Cadet se mit à pleurer, sans que sa bouche cessât de sourire comme c’était son habitude invincible. Quant à Marsillat, il fut touché de la reconnaissance de Jeanne, et une sorte d’affection dont il était loin d’être incapable vint se mêler à son désir sans en diminuer l’intensité. Il avait le cœur bon et la conscience peu farouche. Il rêva un instant au moyen de concilier sa passion avec sa loyauté, et le compromis fut assez lestement signé. C’était un homme d’affaires si habile !

— Maintenant, dit Guillaume en se rapprochant de Jeanne, peux-tu me dire, ma chère enfant, pourquoi tu veux me retirer le droit de m’occuper de ton sort ?

— Je ne vous refuse pas ça, mon parrain. Vous me conseillerez où je dois me retirer ; et si j’ai besoin de crédit pour acheter mon deuil, vous me permettrez de me recommander de vous. C’est bien assez ; je ne veux rien de plus.
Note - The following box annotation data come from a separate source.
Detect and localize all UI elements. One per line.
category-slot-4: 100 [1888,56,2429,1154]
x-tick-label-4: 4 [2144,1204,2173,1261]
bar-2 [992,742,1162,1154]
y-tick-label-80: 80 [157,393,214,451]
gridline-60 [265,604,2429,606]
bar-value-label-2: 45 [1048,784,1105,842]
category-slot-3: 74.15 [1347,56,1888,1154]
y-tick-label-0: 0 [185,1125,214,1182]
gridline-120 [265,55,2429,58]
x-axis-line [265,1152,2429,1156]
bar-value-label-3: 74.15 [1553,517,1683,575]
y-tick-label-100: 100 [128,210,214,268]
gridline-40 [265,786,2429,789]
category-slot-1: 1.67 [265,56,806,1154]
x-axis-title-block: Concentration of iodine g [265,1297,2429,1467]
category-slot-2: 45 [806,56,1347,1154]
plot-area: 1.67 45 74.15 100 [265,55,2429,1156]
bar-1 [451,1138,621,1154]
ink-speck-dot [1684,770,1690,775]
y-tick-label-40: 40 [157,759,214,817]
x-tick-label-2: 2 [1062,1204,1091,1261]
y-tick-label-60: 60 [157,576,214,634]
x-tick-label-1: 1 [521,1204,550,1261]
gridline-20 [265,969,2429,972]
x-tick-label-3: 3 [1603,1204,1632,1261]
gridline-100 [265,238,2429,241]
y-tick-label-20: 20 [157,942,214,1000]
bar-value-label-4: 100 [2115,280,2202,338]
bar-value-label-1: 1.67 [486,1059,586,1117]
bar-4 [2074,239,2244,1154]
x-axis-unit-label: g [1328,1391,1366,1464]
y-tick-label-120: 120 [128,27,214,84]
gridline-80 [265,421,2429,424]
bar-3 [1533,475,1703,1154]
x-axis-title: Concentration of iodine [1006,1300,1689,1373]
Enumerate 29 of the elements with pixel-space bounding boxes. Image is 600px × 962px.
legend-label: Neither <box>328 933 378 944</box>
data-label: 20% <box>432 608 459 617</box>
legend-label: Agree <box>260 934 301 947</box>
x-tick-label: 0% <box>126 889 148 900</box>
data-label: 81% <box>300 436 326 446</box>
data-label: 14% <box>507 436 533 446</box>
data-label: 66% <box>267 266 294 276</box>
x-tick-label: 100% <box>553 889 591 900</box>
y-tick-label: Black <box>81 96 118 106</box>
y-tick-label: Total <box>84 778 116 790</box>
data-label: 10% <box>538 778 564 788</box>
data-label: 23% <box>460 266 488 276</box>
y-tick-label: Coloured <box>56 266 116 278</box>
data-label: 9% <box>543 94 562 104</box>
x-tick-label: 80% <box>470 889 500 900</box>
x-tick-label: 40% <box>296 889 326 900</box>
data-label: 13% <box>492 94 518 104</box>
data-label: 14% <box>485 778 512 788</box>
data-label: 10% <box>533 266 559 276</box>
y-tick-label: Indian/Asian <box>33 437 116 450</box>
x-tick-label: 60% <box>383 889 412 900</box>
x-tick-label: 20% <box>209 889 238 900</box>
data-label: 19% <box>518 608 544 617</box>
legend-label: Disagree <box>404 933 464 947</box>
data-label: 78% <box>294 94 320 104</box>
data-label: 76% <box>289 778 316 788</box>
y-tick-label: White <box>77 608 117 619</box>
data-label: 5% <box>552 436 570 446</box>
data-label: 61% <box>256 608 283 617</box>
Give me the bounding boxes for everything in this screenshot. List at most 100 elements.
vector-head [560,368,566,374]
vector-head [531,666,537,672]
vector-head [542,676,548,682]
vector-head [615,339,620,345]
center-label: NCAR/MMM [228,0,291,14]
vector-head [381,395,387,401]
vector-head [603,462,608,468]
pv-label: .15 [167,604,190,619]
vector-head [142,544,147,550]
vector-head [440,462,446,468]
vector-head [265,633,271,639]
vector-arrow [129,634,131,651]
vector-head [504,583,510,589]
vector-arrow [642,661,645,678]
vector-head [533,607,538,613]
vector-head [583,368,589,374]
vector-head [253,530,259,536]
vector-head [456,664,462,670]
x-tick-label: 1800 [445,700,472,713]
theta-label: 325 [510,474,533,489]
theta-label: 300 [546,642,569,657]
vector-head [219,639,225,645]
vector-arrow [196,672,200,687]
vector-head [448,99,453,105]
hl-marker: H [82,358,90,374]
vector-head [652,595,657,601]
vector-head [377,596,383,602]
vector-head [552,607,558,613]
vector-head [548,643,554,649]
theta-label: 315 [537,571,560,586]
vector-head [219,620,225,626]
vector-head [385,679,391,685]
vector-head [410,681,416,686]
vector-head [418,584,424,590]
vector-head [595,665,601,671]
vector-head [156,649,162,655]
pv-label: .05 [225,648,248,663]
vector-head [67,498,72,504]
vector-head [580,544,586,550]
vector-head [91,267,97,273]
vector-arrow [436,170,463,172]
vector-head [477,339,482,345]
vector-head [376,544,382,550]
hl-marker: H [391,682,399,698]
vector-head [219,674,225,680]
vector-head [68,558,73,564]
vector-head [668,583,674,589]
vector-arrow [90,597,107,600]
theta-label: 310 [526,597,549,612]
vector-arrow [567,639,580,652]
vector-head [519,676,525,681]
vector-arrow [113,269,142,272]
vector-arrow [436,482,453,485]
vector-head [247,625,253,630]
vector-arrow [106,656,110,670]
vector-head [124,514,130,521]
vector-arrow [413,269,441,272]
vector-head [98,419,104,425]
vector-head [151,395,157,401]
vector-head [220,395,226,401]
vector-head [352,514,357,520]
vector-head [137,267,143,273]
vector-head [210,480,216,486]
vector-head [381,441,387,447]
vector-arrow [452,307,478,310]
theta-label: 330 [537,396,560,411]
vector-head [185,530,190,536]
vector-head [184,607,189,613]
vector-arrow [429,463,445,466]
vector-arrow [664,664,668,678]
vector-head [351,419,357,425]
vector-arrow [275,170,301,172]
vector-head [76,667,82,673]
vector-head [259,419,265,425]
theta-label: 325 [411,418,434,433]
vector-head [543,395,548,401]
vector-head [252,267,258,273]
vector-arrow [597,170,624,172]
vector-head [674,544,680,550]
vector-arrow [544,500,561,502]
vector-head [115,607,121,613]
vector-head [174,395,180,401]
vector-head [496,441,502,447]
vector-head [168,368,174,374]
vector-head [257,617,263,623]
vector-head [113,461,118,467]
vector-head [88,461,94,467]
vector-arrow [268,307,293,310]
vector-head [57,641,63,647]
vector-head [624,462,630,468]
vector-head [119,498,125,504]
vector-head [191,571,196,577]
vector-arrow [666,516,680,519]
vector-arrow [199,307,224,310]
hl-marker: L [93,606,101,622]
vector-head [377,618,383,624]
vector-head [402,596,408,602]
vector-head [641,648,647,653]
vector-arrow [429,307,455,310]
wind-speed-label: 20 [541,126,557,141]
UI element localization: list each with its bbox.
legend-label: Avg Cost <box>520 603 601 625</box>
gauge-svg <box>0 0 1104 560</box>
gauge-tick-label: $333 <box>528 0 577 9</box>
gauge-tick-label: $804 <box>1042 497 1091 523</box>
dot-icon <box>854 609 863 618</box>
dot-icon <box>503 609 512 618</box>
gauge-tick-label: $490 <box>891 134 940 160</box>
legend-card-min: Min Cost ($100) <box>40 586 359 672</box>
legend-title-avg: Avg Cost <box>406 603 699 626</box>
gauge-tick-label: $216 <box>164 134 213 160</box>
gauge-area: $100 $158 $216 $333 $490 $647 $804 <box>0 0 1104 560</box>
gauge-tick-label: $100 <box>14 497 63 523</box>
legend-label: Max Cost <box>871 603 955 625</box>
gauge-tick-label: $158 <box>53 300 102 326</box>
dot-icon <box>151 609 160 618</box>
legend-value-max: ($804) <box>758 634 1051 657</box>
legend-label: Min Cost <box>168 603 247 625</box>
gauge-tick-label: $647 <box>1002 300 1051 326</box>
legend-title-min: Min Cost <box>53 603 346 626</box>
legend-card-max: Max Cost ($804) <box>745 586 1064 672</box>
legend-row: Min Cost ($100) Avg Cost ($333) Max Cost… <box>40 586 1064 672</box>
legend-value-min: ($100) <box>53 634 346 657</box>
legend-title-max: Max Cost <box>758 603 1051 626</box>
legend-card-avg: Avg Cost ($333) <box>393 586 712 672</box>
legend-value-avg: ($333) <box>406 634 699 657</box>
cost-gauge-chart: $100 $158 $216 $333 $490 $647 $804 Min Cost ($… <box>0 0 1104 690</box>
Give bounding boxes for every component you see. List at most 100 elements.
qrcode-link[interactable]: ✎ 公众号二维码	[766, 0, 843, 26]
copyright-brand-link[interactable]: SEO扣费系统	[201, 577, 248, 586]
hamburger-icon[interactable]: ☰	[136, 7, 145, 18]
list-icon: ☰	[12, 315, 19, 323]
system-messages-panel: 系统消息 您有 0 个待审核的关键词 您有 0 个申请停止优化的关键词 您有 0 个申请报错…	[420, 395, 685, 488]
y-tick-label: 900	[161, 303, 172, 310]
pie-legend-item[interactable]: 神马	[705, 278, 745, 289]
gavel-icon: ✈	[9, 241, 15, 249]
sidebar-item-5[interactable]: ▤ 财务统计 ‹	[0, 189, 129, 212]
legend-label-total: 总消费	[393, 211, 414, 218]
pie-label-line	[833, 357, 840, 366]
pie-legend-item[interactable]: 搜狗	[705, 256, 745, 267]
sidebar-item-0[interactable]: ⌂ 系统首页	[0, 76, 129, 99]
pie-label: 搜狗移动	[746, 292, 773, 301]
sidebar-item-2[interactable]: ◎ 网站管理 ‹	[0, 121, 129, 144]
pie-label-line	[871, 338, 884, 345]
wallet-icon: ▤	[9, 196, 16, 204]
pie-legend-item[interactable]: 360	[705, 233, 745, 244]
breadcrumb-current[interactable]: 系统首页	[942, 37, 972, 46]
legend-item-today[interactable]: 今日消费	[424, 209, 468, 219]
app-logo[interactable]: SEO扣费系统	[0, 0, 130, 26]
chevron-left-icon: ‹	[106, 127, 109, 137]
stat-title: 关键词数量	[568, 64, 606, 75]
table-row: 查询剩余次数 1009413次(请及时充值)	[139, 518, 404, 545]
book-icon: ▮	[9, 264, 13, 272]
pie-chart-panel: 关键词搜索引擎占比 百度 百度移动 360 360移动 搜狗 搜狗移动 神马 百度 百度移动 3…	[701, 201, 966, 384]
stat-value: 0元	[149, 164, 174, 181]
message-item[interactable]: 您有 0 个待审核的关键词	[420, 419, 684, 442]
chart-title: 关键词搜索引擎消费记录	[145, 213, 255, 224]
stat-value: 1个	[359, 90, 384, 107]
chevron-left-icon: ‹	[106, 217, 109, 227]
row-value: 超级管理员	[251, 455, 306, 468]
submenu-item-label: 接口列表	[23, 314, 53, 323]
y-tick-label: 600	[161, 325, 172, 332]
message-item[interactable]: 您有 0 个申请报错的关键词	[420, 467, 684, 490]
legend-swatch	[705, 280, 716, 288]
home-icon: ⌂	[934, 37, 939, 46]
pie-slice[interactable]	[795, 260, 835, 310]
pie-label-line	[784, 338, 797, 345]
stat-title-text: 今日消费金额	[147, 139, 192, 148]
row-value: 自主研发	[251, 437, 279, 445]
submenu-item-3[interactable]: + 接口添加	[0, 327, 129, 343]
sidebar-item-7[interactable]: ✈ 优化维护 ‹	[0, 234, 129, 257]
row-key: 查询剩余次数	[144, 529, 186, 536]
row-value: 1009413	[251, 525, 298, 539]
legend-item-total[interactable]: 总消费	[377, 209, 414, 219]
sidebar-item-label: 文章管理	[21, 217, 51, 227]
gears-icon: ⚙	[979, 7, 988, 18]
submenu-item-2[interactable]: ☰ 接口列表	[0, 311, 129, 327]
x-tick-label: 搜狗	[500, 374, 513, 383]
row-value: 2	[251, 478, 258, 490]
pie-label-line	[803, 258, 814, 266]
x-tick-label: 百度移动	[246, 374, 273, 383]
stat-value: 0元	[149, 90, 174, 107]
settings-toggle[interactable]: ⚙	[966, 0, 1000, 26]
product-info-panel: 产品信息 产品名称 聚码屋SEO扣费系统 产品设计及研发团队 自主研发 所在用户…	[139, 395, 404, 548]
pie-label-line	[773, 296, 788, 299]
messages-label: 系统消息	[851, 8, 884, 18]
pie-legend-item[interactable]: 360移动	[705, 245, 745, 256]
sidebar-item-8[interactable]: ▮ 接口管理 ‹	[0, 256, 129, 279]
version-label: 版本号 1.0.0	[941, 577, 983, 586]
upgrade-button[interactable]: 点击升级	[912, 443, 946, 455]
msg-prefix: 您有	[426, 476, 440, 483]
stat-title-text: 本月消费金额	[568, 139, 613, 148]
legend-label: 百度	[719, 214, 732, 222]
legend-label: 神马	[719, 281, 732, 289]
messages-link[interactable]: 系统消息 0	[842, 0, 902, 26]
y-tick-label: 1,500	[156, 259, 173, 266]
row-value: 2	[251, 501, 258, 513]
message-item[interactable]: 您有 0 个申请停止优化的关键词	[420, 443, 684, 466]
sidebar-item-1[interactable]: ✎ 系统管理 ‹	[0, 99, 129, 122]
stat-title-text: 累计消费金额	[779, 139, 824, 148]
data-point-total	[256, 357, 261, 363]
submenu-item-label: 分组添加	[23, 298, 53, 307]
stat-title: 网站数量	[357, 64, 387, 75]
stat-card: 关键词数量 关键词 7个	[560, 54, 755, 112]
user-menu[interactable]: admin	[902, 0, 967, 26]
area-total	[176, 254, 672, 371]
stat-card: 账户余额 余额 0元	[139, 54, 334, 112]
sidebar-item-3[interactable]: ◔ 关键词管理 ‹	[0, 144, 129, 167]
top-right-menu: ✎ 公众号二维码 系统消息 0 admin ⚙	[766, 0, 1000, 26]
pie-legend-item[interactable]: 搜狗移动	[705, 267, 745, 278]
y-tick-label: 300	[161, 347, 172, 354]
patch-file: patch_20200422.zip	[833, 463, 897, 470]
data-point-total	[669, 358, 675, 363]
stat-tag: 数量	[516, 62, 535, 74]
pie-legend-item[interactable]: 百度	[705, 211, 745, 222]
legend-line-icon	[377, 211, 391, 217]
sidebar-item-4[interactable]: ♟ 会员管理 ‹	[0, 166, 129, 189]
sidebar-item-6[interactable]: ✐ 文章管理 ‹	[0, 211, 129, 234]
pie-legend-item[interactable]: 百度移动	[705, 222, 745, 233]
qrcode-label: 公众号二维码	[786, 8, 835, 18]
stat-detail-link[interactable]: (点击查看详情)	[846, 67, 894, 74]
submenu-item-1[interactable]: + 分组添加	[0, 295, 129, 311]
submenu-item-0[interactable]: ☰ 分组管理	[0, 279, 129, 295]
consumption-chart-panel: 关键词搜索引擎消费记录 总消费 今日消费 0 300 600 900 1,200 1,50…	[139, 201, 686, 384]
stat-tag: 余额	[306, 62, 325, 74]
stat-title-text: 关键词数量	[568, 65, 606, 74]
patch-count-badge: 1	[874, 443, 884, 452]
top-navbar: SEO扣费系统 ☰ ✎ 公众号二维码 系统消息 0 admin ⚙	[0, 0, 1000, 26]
— C’est ce que nous verrons, Jeanne. D’où te vient donc cette fierté ? c’est de la méfiance contre moi.

— Oh ! ne croyez pas ça, mon petit parrain, je n’en suis pas capable ! mais je vas vous dire, j’ai des raisons de refuser votre argent, à cause de vous, et j’en ai aussi à cause de moi. Les raisons à cause de vous, c’est que vous ne savez pas encore si votre mère sera consentante de tout ça, et qu’un jeune homme comme vous, ça n’a pas toujours plus d’argent que ce n’est de besoin.

— Qui t’a appris ces choses-là, Jeanne ?

— C’est M. Marsillat, qui s’y connaît bien ; pas vrai, monsieur Marsillat, que vous m’avez dit, à ce matin, avant de revenir à Toull, que mon parrain n’avait pas encore la jouissance du bien de son père, et que ça le gênerait beaucoup de me payer ma maison ?

— Ah ! s’écria Guillaume en regardant fixement Léon, vous avez eu la bonté de vous occuper de mes affaires à ce point ?

— Est-ce que je t’ai parlé de cela, Jeanne ? je ne m’en souviens pas, dit Marsillat, avec le ton d’une profonde indifférence.

— Oh ! vous devez bien vous en souvenir, monsieur Léon ! à telles enseignes, que vous avez eu la bonté de m’offrir de faire rebâtir ma maison, disant que vous, ça ne vous gênerait en rien.

— Ah ! s’écria Claudie, dont les yeux s’arrondirent comme ceux d’un chat, M. Léon t’a proposé ça ?

— Je comprends, dit Guillaume avec amertume ; M. Léon préfère être ton bienfaiteur, et tu préfères ses bienfaits aux miens, Jeanne ?

— Oh ! non, mon parrain, je sais bien ce qui est convenant, et ce qui ne l’est pas. M. Marsillat n’est pas mon parrain, et il parlait comme ça par amitié pour vous, et par grande charité pour moi. Mais je lui ai bien dit, comme je lui dis encore devant vous, que si j’acceptais ça, je ferais mal parler de moi, et que ça me rendrait un bien mauvais service.

— Vous parlez avec bonté et avec sagesse, Jeanne, dit le curé.

— Oh ! non, monsieur le curé, dit Jeanne, je parle dans la vérité de mon cœur. J’ai bien de l’obligation à M. Marsillat, mais je n’accepterai jamais ça.

— Peste soit de l’innocente ! pensa Marsillat, très-mortifié de voir ébruiter avec tant de bonne foi ses tentatives de séduction.

— Tant qu’à la maison, reprit Jeanne, il n’y faut pas songer, mon parrain, ça ne me ferait ni chaud ni froid de la voir neuve. Ça ne serait jamais la même maison où ma mère m’a élevée, où elle a vécu, où elle a mouru. J’ai donné les meubles à ma tante, il le fallait bien pour la déchagriner un peu. Des meubles neufs, je n’en ai pas besoin. Pour moi toute seule, qu’est-ce qu’il me faut ? j’aurais aimé ce qui m’aurait venu de ma mère, voilà tout.

— Cependant, dit Marsillat avec l’intention de repousser les soupçons de Guillaume et de M. Alain, avec votre maison vous auriez trouvé facilement un mari, ma pauvre Jeanne ? au lieu qu’à présent… !

— À présent ? s’écria ingénument Cadet, alle en trouvera un tout de même quand que c’est qu’alle voudra… Alle peut bien se passer de maison, allez !

— Serait-ce là l’amant préféré de la belle Jeanne ? pensèrent en même temps Guillaume et Léon, en tournant leurs regards sur la figure épaisse et rebondie du gros Cadet.